A mezzogiorno l'affluenza ha superato la soglia del 20% nei principali Comuni del nostro territorio: Bassano del Grappa 24,67%; Cassola 22,07%; Marostica 25,15%; Nove 22,91%; Pove del Grappa 24,30%; Romano d'Ezzelino 25,48%; Rosà 25,29%; Rossano Veneto 23,36%; Tezze sul Brenta 20,55%.

AGGIORNAMENTO DELLE ORE 19

Alle ore 19 l'affluenza dei votanti in provincia di Vicenza si è attestata al 65,97%.
Come per la prima rilevazione delle ore 12, anche in questo caso di tratta della più alta percentuale di affluenza tra le 7 province del Veneto, tutte comune sopra il 63% fatta eccezione per Belluno con il 61,38%. L'affluenza complessiva nel Veneto nello stesso orario è del 64,56%, a fronte di un dato nazionale (aggiornato a 7.870 Comuni su 7.958) del 58,52%.
Questa la partecipazione al voto, sempre aggiornata alle 19, dei principali Comuni del nostro territorio: Bassano del Grappa 65,70%; Cassola 63,56%; Marostica 71,00%; Nove 67,72%; Pove del Grappa 70,47%; Romano d'Ezzelino 71,60%; Rosà 70,61%; Rossano Veneto 70,20%; Tezze sul Brenta 63,61%.

AGGIORNAMENTO DELLE ORE 23

Alla chiusura dei seggi alle ore 23, l'affluenza complessiva in provincia di Vicenza (dato non ancora definitivo, riferito a 112 Comuni su 120) è dell'80,32%, inferiore all'83,23% delle elezioni politiche del 2013 nelle quali tuttavia si votava anche il lunedì.
Questi invece i dati definitivi di partecipazione al voto nei principali Comuni del nostro territorio: Bassano del Grappa 78,17% (precedente 82,54%); Cassola 82,10% (prec. 85,75%); Marostica 83,01% (prec. 86,44%); Nove 82,41% (prec. 85,87%); Pove del Grappa 85,81% (prec. 85,02%); Romano d'Ezzelino 83,38% (prec. 85,23%); Rosà 83,05% (prec. 85,70%); Rossano Veneto 82,47% (prec. 86,45%); Tezze sul Brenta 82,67% (prec. 86,62%).

Dopo la chiusura dei seggi alle 23 è iniziato lo spoglio delle schede.
È in corso lo scrutinio delle schede per l'elezione al Senato, terminato il quale seguirà lo spoglio delle schede per la Camera.

Infine una useless information (informazione inutile) data in pasto al vostro umile cronista : il governatore del Veneto Luca Zaia ha votato questa mattina alle 9 circa nel seggio n. 5 della scuola elementare San Francesco di San Vendemiano (Tv), comunicandolo immediatamente al mondo tramite l'ufficio stampa della giunta regionale.

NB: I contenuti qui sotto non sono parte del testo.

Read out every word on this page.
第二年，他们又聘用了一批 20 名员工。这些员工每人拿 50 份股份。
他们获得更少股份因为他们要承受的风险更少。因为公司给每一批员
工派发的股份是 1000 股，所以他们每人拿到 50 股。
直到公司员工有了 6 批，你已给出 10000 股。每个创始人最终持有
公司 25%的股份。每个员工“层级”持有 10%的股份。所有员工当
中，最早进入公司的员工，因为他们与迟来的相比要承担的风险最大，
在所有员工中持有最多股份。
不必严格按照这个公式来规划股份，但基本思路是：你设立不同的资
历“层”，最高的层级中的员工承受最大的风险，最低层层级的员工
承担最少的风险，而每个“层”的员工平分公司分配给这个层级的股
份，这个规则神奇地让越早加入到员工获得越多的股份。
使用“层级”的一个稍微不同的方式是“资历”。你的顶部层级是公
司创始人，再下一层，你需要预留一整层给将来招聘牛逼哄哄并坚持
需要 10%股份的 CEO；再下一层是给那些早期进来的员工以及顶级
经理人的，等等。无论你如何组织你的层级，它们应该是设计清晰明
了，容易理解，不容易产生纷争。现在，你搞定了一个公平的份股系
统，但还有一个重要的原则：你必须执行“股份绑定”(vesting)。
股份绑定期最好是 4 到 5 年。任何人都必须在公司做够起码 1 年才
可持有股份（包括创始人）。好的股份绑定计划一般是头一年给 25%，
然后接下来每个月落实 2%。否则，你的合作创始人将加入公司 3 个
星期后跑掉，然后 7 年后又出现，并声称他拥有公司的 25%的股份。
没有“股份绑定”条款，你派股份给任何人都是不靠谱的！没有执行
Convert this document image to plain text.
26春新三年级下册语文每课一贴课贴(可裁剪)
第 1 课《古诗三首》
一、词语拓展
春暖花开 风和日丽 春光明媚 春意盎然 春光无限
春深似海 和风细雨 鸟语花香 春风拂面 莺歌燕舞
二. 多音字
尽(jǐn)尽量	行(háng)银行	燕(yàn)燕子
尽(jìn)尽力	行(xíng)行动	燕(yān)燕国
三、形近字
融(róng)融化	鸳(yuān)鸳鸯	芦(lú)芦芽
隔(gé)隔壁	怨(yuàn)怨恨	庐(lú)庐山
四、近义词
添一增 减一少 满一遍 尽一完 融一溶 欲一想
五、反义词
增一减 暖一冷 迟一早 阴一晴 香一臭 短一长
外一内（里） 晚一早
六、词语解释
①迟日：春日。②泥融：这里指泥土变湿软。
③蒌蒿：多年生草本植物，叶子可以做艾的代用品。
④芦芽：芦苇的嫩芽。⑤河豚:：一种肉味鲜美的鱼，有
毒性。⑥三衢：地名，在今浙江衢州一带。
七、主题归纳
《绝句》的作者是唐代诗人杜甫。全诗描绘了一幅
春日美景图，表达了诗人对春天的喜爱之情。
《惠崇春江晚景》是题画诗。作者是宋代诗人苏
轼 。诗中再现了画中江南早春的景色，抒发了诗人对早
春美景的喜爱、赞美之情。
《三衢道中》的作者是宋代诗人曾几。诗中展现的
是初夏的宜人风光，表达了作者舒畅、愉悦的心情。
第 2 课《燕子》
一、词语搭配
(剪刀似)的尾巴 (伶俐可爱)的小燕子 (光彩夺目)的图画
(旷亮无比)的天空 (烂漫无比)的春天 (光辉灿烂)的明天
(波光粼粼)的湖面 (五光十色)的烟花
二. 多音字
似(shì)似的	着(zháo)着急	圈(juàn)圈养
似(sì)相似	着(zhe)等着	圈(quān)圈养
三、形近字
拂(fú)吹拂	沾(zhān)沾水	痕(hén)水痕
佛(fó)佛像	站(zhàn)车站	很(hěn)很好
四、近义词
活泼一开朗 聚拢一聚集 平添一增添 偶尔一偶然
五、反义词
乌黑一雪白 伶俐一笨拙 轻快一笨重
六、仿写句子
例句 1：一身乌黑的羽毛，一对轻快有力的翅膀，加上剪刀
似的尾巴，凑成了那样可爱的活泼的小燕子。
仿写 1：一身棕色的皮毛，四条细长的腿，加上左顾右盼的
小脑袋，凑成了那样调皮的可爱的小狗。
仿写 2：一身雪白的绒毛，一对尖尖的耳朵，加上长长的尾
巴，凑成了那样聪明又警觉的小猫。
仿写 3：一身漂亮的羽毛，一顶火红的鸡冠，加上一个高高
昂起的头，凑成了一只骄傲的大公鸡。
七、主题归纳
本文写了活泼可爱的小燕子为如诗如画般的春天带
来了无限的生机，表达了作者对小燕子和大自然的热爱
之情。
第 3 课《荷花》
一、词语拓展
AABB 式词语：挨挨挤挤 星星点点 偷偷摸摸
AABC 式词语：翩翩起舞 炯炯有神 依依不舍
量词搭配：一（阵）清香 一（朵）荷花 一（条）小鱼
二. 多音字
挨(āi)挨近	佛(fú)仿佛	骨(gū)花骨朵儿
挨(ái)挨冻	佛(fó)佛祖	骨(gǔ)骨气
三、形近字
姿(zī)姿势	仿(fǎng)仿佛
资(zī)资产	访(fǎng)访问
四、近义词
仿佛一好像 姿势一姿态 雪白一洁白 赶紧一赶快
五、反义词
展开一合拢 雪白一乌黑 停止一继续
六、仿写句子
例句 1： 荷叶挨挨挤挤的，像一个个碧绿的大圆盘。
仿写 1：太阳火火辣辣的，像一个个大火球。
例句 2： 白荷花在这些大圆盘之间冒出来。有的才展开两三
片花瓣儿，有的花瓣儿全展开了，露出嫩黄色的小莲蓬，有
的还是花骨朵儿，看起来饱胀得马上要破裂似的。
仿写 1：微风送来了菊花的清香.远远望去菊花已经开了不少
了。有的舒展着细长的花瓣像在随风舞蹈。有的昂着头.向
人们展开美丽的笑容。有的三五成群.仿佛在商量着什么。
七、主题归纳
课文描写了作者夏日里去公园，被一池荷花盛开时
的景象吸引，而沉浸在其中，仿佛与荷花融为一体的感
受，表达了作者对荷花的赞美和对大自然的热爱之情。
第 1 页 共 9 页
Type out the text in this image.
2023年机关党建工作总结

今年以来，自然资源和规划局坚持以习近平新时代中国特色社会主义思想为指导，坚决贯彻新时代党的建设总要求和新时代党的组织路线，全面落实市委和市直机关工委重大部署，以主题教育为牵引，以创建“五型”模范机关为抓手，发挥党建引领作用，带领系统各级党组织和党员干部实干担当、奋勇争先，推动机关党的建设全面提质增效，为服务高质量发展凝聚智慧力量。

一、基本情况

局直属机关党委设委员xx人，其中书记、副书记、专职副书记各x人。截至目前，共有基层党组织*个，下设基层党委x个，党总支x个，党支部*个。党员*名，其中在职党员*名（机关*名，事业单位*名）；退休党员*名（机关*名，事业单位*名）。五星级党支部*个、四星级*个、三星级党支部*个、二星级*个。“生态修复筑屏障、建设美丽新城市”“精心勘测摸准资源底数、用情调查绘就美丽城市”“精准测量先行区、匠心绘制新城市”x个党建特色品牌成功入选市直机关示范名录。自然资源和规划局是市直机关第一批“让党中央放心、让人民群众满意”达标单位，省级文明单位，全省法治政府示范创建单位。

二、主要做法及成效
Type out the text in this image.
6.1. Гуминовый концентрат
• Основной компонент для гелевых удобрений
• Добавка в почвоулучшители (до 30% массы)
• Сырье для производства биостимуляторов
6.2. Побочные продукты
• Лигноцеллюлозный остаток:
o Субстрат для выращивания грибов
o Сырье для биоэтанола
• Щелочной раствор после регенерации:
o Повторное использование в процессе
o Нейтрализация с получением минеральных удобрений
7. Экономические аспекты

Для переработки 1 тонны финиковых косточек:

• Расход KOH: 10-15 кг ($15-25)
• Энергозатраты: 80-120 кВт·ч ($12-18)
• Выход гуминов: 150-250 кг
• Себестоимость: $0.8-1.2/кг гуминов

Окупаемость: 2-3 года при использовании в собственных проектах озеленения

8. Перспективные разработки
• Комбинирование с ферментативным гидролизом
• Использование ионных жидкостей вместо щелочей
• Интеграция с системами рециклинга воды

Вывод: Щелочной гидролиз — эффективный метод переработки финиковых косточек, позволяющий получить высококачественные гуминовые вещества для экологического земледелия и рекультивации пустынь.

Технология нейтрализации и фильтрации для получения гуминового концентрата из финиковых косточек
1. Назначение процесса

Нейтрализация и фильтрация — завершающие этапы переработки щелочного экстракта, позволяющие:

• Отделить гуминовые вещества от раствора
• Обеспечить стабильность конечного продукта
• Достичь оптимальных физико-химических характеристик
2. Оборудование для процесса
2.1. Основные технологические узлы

Le foto a corredo dell'“importante” comunicato stampa - una delle quali la pubblichiamo in calce al presente articolo - ritraggono il presidente della Regione mentre infila nelle due urne sia la scheda per la Camera che quella per il Senato. In realtà si tratta di un fake - o comunque di una “concessione” del presidente di seggio - a beneficio di fotografi e telecamere. Come può testimoniare chi ha votato, con l'introduzione della nuova scheda antifrode all'elettore non è infatti più consentito inserire personalmente la scheda nell'urna ma deve consegnarla al presidente di seggio, che controlla il codice alfanumerico collegato alla scheda, rimuove il tagliando con il codice e quindi ripone la scheda per conto dell'elettore nel fatidico scatolone del Ministero dell'Interno. Una novità che ha inevitabilmente rallentato le operazioni di voto provocando lunghe code all'esterno dei seggi in tutta Italia.